Poised on the bus stop bench, a child’s pink blanket draped over his head and concealing his body, he filled me with foreboding. A jacket stiff with snow lay at his side, along with the other articles that might have kept him warm: pants, gloves, sweaters, shoes, a sleeping bag—all bristling like cacti with spines of white frost. The clothing formed an unbroken trail into the gutter. A brittle shell of ice encased his swollen feet, his socks stuck and stinging on his useless toes like the carapace of a mottled crab.
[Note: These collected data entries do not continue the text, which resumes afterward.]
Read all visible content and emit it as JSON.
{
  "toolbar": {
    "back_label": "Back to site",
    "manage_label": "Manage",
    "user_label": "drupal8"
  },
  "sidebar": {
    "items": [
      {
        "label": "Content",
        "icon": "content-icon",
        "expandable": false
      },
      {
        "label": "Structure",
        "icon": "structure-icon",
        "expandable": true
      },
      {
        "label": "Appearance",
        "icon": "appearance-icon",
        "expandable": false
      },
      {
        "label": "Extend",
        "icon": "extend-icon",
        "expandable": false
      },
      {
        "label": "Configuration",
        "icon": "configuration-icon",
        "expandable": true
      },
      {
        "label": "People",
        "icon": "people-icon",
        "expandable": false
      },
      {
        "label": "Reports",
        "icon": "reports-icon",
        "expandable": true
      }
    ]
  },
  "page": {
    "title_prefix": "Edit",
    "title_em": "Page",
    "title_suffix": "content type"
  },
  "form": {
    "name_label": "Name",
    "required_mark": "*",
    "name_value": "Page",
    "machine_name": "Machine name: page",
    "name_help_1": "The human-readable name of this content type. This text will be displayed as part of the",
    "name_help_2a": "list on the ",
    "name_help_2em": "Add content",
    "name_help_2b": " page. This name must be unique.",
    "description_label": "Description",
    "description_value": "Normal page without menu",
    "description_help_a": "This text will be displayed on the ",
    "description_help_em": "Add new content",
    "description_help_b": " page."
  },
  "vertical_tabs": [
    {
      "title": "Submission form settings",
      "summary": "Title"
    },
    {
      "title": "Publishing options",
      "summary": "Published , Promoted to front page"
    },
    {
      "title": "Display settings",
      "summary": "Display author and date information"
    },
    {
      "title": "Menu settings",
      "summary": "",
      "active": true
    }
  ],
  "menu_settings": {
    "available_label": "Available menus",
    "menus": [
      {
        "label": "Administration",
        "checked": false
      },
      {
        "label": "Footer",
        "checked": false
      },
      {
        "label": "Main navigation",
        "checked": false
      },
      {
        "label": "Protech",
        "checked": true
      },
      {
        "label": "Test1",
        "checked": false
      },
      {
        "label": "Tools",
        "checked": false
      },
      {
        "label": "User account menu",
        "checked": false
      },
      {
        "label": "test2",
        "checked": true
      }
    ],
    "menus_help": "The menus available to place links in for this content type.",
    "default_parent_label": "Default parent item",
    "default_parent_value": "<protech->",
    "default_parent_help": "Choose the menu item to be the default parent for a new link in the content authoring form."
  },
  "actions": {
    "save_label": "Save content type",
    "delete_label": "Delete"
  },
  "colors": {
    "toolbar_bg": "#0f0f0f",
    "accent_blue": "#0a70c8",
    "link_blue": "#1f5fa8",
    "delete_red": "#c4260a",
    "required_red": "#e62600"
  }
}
I stood for a moment, unsure of what was supposed to happen next. It seemed he had found me. How many times had this encounter taken place throughout the course of the world?

I moved very close.

“Hello?” I whispered.

He slowly drew back the blanket, eyes rolling in his head, and as he did, the sweet aroma of vegetable matter filled the space around us. And with the lowering of the blanket I could see that besides his sweatshirt, he was wearing only a pair of ratted underwear. His thighs were blotchy, and all his skin seemed tea-stained and scaly. It was 31 degrees, and he was perfectly still. I wondered if he was dying. 

“Are you okay?” 

His eyes, cloudy and congealed, wandered past me as mucus bubbled from his nostrils in a way I had only before observed in infants. His mildewed beard of brown and gray was chunked with globs of glistening ice, and coiled across his baldhead was a deep, undulating scar. Something had long ago reached in and touched his brain.

For a moment more I stood in awe of what was before me. I felt small, my words like throwing apples at a god.